Bill: I think the whole competitive crowd-sourcing model is great for solving many kinds of problems, and can bring truly new ideas to otherwise stagnant problem areas, but like anything else it can be abused – and it’s not always the best way to get the job done. What I mean is, the sponsors can get cheap and hopefully valuable insights into their data, and the participants (and audience? is there an audience?) get entertainment, education (same thing for me) and possibly prizes and/or prestige. But that can turn ugly if the amount of work involved doesn’t match the “purse.” As for what it’s not very good at, I don’t think it’s particularly good at the “just give me some ideas” sorts of questions – it’s much better suited to the analytical and/or “visualizable” – currently at least.
Joe: That reminds me of the contest we ran last year to generate some items to include in a survey. We were astounded by the range of topics submitted and people who entered. We tried to keep the work required low as we knew we could only select a handful of winners. So, if you had to design your own challenge, what would it be about?

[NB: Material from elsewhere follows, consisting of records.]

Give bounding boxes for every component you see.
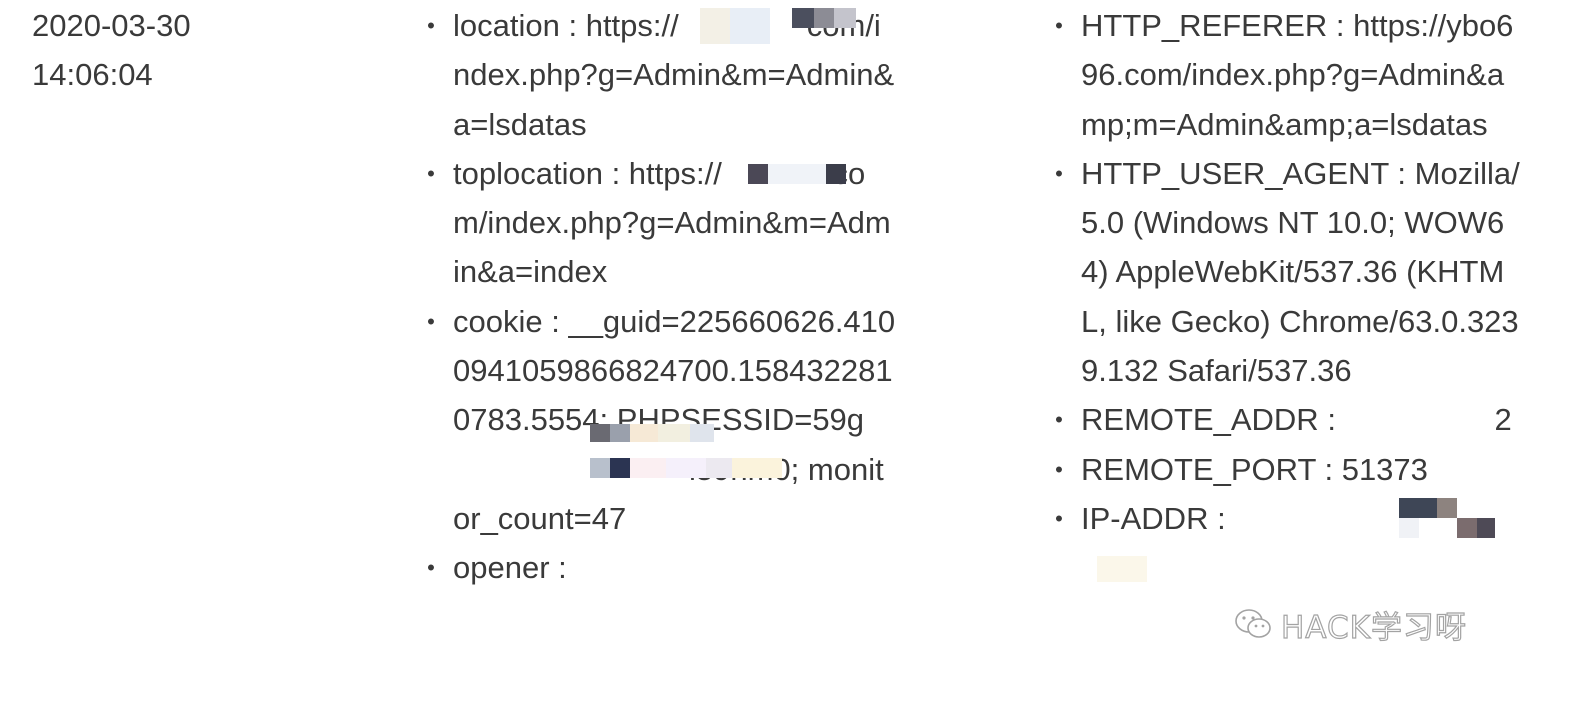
field-separator: :	[1388, 155, 1415, 191]
list-item-cookie: • cookie : __guid=225660626.410094105986…	[427, 297, 896, 543]
field-separator: :	[549, 550, 567, 586]
field-separator: :	[1208, 500, 1226, 536]
field-separator: :	[602, 155, 629, 191]
watermark-text: HACK学习呀	[1280, 609, 1467, 646]
redaction-mosaic	[1097, 556, 1147, 582]
log-timestamp: 2020-03-30 14:06:04	[32, 0, 252, 100]
list-item-remote-addr: • REMOTE_ADDR : 2	[1055, 395, 1529, 444]
field-key: IP-ADDR	[1081, 500, 1209, 536]
field-key: REMOTE_PORT	[1081, 451, 1316, 487]
watermark: HACK学习呀	[1233, 602, 1467, 646]
redaction-mosaic	[700, 8, 856, 44]
log-time: 14:06:04	[32, 57, 153, 93]
field-separator: :	[1318, 402, 1345, 438]
bullet-icon: •	[427, 160, 435, 186]
field-separator: :	[559, 8, 586, 43]
field-separator: :	[1315, 451, 1342, 487]
bullet-icon: •	[427, 308, 435, 334]
list-item-http-user-agent: • HTTP_USER_AGENT : Mozilla/5.0 (Windows…	[1055, 149, 1529, 395]
field-key: cookie	[453, 303, 543, 339]
field-key: REMOTE_ADDR	[1081, 402, 1319, 438]
log-date: 2020-03-30	[32, 8, 191, 43]
request-fields-list: • location : https://co​m/index.php?g=Ad…	[427, 1, 896, 593]
field-value-tail: 2	[1494, 402, 1512, 438]
redaction-mosaic	[1399, 498, 1457, 518]
field-key: location	[453, 8, 560, 43]
field-key: opener	[453, 550, 550, 586]
field-key: HTTP_REFERER	[1081, 8, 1328, 43]
server-fields-list: • HTTP_REFERER : https://ybo696.com/inde…	[1055, 1, 1529, 543]
field-value: https://	[628, 155, 722, 191]
bullet-icon: •	[1055, 13, 1063, 38]
list-item-opener: • opener :	[427, 543, 896, 592]
redaction-mosaic	[748, 164, 846, 184]
field-value: 51373	[1341, 451, 1428, 487]
field-key: HTTP_USER_AGENT	[1081, 155, 1389, 191]
bullet-icon: •	[1055, 160, 1063, 186]
bullet-icon: •	[1055, 456, 1063, 482]
field-value: https://	[585, 8, 679, 43]
list-item-http-referer: • HTTP_REFERER : https://ybo696.com/inde…	[1055, 1, 1529, 149]
bullet-icon: •	[1055, 505, 1063, 531]
field-separator: :	[1327, 8, 1354, 43]
bullet-icon: •	[427, 555, 435, 581]
redaction-mosaic	[590, 458, 782, 478]
field-separator: :	[542, 303, 569, 339]
field-key: toplocation	[453, 155, 603, 191]
list-item-remote-port: • REMOTE_PORT : 51373	[1055, 445, 1529, 494]
redaction-mosaic	[1399, 518, 1495, 538]
bullet-icon: •	[1055, 407, 1063, 433]
bullet-icon: •	[427, 13, 435, 38]
wechat-logo-icon	[1233, 604, 1273, 644]
redaction-mosaic	[590, 424, 714, 442]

Bill: Design my own challenge? Wow, I’ve never actually thought about that… I’ve done a fair amount of investigation into what’s usually termed synthetic or artificial creativity–computer-generated art of various types. I think it would be a blast to hold a competition along those lines. On the other hand I don’t think there would be a way to score such a competition quantitatively, and I’m not generally of fan “judgment by panel”-style competitions. Still, it might be fun, and would certainly yield fascinating results.
Joe: So, any big plans for the Census challenge prize money?
Bill: I’ve got one daughter in college, and another entering in the fall… need I say more? But I did skim a chunk off the top to build a new number-cruncher. Its predecessor was built for the Netflix prize – which should tell you how old it was!